I can help, but you’ll need to do a very painful thing: get your bank statements.
No, really. You say that you have a shopping addiction, so you must also have a bank account and an income stream of some sort. Get your statements from the past month, and go over them with a highlighter pen. Figure out how much you spent during that time, which clothes you kept, which ones you returned, and which ones you are likely to throw away. Then, take a nice, long look at the numbers and ask yourself, “Is this spending pattern really worth it?”
Ouch! Way to be a bitch, Ada. Can’t you tell me to watch “The True Cost” or something like that? Why does this all have to be about my money?
Because appealing to your higher senses won’t work. If you’re serious about cutting back on your shopping habit, sit down and start highlighting.
Look, it’s no secret that sweatshops overseas make most of the cheap clothing that we buy. We’ve allowed clothing manufacturers to do this since the 1980s. Working conditions in the third world are not high on our priority lists, and with tight wages, sustainable retailers may not even be an option. Long live capitalism!
I’m not here to solve capitalism, though. I’m here to give you advice.
First, figure out your true costs, then decide where to make changes. Maybe, you should go on a low-buy. Maybe, you should take a second look at your “unwearables” and see if they can be mended or tailored. Perhaps, you should block fashion bloggers on social media to remove the temptation to spend on their pieces. Maybe, you should explore thrifting or doing clothing exchanges with your friends. I don’t know your situation, so you’ll have to figure out what works best for you.

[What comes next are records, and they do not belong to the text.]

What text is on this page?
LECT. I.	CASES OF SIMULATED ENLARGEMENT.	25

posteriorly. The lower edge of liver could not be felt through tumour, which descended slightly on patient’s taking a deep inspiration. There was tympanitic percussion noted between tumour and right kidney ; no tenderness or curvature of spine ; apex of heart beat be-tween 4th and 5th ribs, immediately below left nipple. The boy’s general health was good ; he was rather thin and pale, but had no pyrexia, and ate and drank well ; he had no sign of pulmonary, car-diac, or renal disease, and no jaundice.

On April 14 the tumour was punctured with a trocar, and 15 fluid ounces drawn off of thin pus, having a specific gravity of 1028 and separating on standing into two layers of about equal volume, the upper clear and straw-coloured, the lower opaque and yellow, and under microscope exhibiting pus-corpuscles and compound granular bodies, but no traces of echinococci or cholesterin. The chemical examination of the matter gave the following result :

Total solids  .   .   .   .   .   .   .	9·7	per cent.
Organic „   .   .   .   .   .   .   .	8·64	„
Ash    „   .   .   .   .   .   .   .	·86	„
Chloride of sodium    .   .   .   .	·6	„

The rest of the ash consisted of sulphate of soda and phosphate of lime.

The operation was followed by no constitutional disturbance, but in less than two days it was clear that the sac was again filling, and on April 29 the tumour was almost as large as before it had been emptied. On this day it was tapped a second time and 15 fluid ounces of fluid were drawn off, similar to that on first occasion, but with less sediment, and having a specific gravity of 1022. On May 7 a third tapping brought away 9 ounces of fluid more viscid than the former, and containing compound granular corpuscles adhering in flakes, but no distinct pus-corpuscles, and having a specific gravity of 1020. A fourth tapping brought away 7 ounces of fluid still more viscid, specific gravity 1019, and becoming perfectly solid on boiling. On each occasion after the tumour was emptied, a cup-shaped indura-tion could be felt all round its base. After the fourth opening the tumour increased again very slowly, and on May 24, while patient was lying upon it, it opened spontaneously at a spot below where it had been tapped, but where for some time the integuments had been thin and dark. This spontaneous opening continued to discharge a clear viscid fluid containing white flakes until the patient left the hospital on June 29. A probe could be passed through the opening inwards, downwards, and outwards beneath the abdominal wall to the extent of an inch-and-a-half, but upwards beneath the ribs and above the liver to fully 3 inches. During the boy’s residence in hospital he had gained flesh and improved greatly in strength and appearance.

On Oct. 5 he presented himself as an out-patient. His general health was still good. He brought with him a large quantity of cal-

Your shopping addiction will never change if you think of fast fashion as irresistible or affordable, though. As long as you tell yourself that you can’t stop spending, and your habits don’t matter anyway, you’ll never get off the hamster wheel.
Change only sticks when you change for your own sake.
Make this issue personal. The rest of the world can only follow you.
(Please note: We are not a crisis hotline. If you need crisis response, Google is your best friend right now.)